Cela est si vrai, que, quand nous prêchons contre les idoles, les Chinois, qui les servent, nous répondent qu’ils ne les honorent que comme autant d’intercesseurs auprès du Seigneur suprême. El ce n’est qu’après qu’on leur a montré qu’ils leur attribuent sans fondement un tel pouvoir, que, n’ayant plus d’espérance en leur secours, ils les abandonnent. Que nous serions heureux, s’il nous était aussi facile de leur faire adorer Jésus-Christ qu’il nous est aisé de leur faire quitter les idoles ! Mais, hélas ! depuis trente ans que je suis en Chine, j’ai la douleur de voir que chaque année on met de nouveaux obstacles à leur salut. Nous voilà enfin chassés de nos églises, voilà notre sainte religion authentiquement confondue, par l’empereur régnant[1], avec toutes les sectes impies et extravagantes que les lois de l’empire ont raison de condamner.
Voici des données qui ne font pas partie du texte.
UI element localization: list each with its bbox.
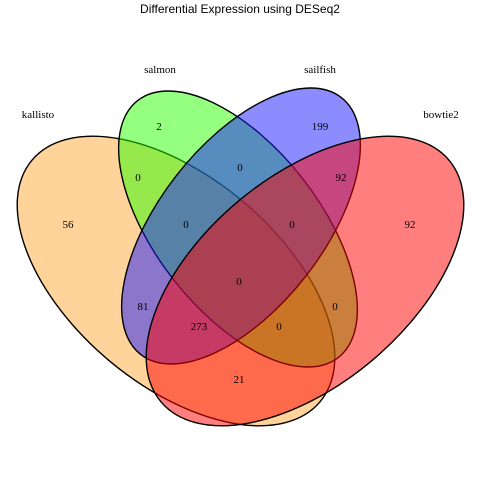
region-count-kallisto-salmon: 0 — [135, 172, 141, 184]
region-count-salmon-sailfish: 0 — [237, 162, 243, 174]
region-count-kallisto-sailfish: 81 — [138, 301, 149, 313]
region-count-kallisto-bowtie2: 21 — [234, 374, 245, 386]
set-label-bowtie2: bowtie2 — [423, 109, 458, 121]
region-count-all-four: 0 — [236, 276, 242, 288]
set-label-salmon: salmon — [144, 64, 176, 76]
diagram-title: Differential Expression using DESeq2 — [140, 2, 340, 16]
region-count-sailfish-only: 199 — [312, 121, 329, 133]
bowtie2-ellipse — [145, 135, 465, 427]
region-count-salmon-sailfish-bowtie2: 0 — [289, 219, 295, 231]
set-label-kallisto: kallisto — [22, 109, 55, 121]
region-count-kallisto-sailfish-bowtie2: 273 — [191, 321, 208, 333]
region-count-kallisto-only: 56 — [63, 219, 75, 231]
set-label-sailfish: sailfish — [304, 64, 336, 76]
region-count-salmon-bowtie2: 0 — [332, 301, 338, 313]
region-count-sailfish-bowtie2: 92 — [336, 172, 347, 184]
region-count-kallisto-salmon-sailfish: 0 — [183, 219, 189, 231]
region-count-bowtie2-only: 92 — [405, 219, 416, 231]
region-count-kallisto-salmon-bowtie2: 0 — [276, 321, 282, 333]
region-count-salmon-only: 2 — [156, 121, 162, 133]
Et ce même empereur, qui dit souvent de Thien et de 上帝 Chang-ti tout ce que les prophètes ont dit du vrai Dieu, raille publiquement le nom de 天主 Thien-tchu que

  1. C’est dans son explication en dix mille caractères 萬言論 Wan yen-lun, sur seize articles de morale qu’on enseigne publiquement aux peuples deux fois par mois. L’empereur, après avoir énuméré toutes les sectes les plus répréhensibles, dit page 20 :
    « La religion d’Europe qui honore Thien-tchu est aussi au nombre des fausses sectes. Ces gens savent les mathématiques, c’est pourquoi l’empire se sert d’eux. Il faut que vous tous, à qui je parle, en soyez bien informés. » (Pr.)
    Nous nous permettrons d’observer ici que, dans le texte chinois, l’empereur ne dit pas que la religion du Seigneur du Ciel des Européens est du nombre des fausses sectes ; il dit simplement qu’elle n’est pas tirée des King chinois, qu’elle ne leur appartient pas 亦屬不經 i chou pou king. (G. P.)